Even more unsettling, in the center of his broad palms glowed a symbol she recognized all too well: the teardrop-and-crescent-moon mark she bore on the underside of her left wrist.
“You have the Breedmate mark,” she murmured. “I don’t understand. How can you—”
“It is our symbol, Jordana. The symbol of the Atlantean race. The one on your wrist was put there as a decoy. Your father hoped the tattoo would help you fit in among the Breed and the halfling daughters of our kind born outside our realm.”
“I was born with this mark,” she argued. “The same as any other Breedmate.”
“No. You, Jordana, are something different from them.” Zael’s deep voice was unnervingly rational as he spoke. “You’re no halfling, not even close. You are full immortal. A pureblood Atlantean.”

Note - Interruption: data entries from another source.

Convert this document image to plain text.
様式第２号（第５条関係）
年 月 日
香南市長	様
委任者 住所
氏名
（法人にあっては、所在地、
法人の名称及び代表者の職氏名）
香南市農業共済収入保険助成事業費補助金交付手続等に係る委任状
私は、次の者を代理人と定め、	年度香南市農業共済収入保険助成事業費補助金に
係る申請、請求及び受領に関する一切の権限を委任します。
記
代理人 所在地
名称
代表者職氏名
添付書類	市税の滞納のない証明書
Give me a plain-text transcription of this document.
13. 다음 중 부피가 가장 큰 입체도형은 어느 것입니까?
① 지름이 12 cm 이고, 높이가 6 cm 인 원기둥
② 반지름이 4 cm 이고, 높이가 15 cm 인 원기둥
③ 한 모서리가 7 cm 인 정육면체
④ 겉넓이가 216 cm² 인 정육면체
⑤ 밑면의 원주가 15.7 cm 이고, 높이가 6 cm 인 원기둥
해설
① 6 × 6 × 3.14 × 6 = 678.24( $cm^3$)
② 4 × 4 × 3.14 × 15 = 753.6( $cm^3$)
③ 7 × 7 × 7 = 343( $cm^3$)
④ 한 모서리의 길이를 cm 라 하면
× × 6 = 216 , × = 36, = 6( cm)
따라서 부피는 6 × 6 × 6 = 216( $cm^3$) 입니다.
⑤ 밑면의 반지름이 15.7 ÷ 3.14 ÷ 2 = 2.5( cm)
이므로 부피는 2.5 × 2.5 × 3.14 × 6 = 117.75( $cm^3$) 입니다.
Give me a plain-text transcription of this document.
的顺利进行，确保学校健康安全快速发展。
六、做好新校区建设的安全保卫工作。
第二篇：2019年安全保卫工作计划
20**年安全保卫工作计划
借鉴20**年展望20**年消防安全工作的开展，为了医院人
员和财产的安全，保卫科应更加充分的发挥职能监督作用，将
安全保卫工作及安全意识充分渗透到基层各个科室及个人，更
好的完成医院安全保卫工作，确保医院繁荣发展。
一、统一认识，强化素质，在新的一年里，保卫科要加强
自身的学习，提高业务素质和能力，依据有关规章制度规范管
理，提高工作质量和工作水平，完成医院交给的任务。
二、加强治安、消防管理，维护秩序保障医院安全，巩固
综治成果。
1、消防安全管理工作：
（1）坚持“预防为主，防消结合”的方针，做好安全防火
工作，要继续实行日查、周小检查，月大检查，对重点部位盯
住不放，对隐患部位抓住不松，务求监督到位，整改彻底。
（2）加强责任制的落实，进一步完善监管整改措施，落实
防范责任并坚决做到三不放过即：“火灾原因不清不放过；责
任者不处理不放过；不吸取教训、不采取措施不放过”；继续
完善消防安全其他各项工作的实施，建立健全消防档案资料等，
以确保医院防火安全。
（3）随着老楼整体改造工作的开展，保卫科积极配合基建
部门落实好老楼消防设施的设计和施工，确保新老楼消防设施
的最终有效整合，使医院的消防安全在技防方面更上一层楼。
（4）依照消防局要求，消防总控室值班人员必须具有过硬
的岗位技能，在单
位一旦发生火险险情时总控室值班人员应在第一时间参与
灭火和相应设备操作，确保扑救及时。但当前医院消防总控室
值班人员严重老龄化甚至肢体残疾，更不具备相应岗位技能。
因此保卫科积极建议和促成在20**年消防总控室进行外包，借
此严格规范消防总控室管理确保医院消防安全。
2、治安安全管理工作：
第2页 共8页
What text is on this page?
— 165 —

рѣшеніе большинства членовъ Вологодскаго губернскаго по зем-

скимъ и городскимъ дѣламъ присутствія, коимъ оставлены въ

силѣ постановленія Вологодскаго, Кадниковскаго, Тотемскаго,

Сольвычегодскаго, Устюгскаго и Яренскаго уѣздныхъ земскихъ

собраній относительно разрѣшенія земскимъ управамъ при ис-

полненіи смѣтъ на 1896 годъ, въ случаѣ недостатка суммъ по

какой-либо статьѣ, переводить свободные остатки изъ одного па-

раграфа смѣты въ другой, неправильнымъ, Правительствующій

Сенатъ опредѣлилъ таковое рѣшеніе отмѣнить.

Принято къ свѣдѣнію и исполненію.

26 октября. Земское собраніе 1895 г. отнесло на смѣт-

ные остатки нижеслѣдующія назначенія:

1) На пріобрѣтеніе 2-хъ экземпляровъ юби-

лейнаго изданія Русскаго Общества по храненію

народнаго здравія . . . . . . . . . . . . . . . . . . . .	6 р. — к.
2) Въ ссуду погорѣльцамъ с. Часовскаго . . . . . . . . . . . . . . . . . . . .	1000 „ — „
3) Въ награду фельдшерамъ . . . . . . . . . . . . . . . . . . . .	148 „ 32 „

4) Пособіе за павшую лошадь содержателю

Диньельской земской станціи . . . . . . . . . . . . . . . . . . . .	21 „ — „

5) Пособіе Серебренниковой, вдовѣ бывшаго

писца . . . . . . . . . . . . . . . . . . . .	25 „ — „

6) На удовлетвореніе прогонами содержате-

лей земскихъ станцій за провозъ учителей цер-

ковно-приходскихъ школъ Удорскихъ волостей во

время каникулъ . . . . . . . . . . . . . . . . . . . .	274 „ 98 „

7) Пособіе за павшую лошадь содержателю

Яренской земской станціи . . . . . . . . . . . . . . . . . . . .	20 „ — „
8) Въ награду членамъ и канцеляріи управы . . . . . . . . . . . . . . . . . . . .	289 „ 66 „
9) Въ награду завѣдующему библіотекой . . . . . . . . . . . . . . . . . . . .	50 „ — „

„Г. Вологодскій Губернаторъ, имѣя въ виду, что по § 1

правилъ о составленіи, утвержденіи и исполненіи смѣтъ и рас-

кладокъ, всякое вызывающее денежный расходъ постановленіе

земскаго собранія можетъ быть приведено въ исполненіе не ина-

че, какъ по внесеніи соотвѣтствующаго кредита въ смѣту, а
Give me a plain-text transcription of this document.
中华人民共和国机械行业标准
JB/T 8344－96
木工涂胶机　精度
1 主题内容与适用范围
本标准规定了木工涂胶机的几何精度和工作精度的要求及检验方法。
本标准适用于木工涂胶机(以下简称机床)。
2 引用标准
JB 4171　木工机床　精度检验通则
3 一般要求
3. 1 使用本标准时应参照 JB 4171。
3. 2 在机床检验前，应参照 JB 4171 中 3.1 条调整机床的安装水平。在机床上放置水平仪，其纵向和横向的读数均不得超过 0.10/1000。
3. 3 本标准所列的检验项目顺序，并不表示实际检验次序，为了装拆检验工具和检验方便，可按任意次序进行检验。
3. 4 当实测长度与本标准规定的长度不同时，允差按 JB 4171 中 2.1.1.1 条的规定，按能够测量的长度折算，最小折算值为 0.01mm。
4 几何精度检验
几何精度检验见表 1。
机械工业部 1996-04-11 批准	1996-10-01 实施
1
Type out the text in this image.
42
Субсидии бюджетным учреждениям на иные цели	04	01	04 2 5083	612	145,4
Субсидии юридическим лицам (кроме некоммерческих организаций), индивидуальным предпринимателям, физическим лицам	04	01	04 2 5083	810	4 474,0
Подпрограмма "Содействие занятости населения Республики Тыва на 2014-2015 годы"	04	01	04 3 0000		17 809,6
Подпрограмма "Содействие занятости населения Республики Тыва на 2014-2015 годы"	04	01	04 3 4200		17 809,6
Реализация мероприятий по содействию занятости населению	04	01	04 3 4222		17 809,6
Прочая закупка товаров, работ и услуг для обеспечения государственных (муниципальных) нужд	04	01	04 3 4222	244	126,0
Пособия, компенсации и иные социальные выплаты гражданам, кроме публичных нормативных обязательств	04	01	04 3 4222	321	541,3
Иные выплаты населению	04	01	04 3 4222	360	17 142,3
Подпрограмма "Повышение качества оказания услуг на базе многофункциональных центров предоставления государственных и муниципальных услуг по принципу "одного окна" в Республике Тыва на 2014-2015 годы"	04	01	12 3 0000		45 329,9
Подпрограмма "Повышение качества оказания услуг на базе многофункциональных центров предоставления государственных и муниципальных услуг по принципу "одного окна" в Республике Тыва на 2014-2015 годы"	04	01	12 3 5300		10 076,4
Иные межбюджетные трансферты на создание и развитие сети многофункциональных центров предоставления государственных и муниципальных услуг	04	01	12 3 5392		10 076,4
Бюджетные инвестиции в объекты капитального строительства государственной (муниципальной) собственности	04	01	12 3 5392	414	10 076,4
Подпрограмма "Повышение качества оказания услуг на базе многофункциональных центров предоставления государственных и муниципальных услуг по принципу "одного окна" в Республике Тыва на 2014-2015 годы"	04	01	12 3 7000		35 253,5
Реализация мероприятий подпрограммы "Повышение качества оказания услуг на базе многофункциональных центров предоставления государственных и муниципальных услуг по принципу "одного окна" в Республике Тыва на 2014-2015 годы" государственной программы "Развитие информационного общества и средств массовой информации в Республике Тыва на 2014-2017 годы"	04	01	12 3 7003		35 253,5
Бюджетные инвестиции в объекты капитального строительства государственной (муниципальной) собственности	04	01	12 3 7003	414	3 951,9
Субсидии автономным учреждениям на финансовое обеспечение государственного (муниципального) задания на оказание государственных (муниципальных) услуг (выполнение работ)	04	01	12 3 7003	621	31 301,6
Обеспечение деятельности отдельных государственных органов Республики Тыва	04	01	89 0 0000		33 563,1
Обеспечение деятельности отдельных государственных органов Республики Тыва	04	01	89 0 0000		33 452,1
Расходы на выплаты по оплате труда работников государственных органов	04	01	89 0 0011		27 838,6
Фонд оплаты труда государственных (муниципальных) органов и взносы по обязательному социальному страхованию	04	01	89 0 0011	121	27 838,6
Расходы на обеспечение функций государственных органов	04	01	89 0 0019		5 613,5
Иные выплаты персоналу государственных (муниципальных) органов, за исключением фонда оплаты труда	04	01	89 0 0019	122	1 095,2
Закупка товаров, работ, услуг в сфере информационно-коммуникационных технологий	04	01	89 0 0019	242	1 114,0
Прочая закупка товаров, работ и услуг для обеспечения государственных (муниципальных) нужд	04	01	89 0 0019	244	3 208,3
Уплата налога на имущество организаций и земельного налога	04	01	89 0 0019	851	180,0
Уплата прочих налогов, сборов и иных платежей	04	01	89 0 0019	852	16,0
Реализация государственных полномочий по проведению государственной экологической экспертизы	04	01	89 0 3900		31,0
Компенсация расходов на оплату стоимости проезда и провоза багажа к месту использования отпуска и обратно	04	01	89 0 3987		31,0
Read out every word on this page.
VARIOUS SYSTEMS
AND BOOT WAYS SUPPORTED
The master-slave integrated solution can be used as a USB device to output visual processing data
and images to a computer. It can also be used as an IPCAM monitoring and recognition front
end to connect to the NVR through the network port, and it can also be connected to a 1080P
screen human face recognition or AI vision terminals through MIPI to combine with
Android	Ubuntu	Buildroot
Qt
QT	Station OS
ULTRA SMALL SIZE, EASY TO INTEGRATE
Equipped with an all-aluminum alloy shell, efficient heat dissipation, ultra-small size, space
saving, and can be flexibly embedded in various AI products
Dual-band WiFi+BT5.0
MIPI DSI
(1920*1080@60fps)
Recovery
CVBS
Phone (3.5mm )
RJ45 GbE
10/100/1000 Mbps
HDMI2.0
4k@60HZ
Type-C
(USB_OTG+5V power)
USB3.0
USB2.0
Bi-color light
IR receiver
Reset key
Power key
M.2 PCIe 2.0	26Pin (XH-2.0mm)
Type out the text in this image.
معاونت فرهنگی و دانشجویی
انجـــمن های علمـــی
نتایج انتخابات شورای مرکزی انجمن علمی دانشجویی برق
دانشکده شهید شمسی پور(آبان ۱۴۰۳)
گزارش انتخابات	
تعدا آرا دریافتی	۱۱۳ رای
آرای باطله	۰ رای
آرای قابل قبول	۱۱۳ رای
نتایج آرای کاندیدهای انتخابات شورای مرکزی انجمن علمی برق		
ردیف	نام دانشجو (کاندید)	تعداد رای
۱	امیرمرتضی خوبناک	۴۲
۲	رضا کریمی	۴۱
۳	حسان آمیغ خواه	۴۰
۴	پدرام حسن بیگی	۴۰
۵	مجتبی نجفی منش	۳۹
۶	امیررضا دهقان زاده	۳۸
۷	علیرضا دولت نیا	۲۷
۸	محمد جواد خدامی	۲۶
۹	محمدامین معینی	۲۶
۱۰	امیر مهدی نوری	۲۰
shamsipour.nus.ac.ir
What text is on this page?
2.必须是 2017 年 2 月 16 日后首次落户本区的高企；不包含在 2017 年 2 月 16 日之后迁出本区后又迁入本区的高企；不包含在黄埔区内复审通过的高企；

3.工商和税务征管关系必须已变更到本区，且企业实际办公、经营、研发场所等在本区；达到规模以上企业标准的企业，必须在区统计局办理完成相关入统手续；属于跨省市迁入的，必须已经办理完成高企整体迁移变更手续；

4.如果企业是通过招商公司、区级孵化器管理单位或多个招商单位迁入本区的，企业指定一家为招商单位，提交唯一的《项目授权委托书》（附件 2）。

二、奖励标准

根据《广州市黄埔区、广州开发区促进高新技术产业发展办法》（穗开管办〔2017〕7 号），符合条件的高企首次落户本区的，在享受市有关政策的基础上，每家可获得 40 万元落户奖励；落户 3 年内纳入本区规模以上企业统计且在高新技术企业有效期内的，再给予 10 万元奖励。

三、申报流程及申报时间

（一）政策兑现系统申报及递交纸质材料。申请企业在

She looked at her symbol with fresh eyes, realizing only now that it might not be a birthmark after all, but crimson ink embedded meticulously under her skin.
Confusion swirled inside her. She wanted to deny what she was seeing—she wanted to deny everything she was hearing—but the evidence was too compelling to dismiss.
She already lived in a world where vampires and humans coexisted. Why did it terrify her so deeply to think she might be something other too?
Because it would mean accepting the fact that her entire life had been a lie.
“Did he know all of this? Martin Gates, I mean. Does he know?”
Zael gave a mild nod. “He agreed to raise you and keep you safe as his child, as a Breedmate. For your protection, you were never to be told that you were different. Cass trusted him with that secret implicitly—”
“Cass,” Jordana whispered, her breath drying up in her lungs. “Cassian Gray.”
She closed her eyes as the realization sank in, a wave of shock washing over her. Then sorrow, when she recalled Cass’s strange visit to the museum.
The enjoyable, far-too-brief time she’d spent talking with him. And the unthinkable way he died, just a short while later.
“His true name was Cassianus,” Zael said. “He adopted a simpler one—an entirely new identity as well—to help him blend in with the mortal world after he left the Atlantean realm.”
“Is that where we are now?” Her new reality settling over her, she glanced out at the breathtaking coastal paradise beyond the open French doors and couldn’t help but wonder … “Is this Atlantis?”
“No.” Chuckling quietly, Zael lowered his head. “Atlantis was destroyed long ago by our oldest enemies, the Ancient fathers of the Breed. There are some similarities between this place and Atlantis, but this is Amalfi, on the coast of Italy. This villa was a private sanctuary of Cass’s for a long time, although it’s been many years since he was last here.”
Jordana could hardly speak. She glanced around at the sophisticated villa with its priceless antiques and masterpiece paintings. At least that part made sense now: Cass’s unexpected, uncanny knowledge of art. He had apparently loved it as much as she did.
Cassian Gray was her father.
The news staggered her, perhaps even more so than any of Zael’s other incredible revelations. To say nothing of the fact that she was hearing all of this not in the comfort of her home in Boston but evidently a continent away, and from the mouth of a man who’d brought her there through means she still hadn’t determined and was almost afraid to guess at.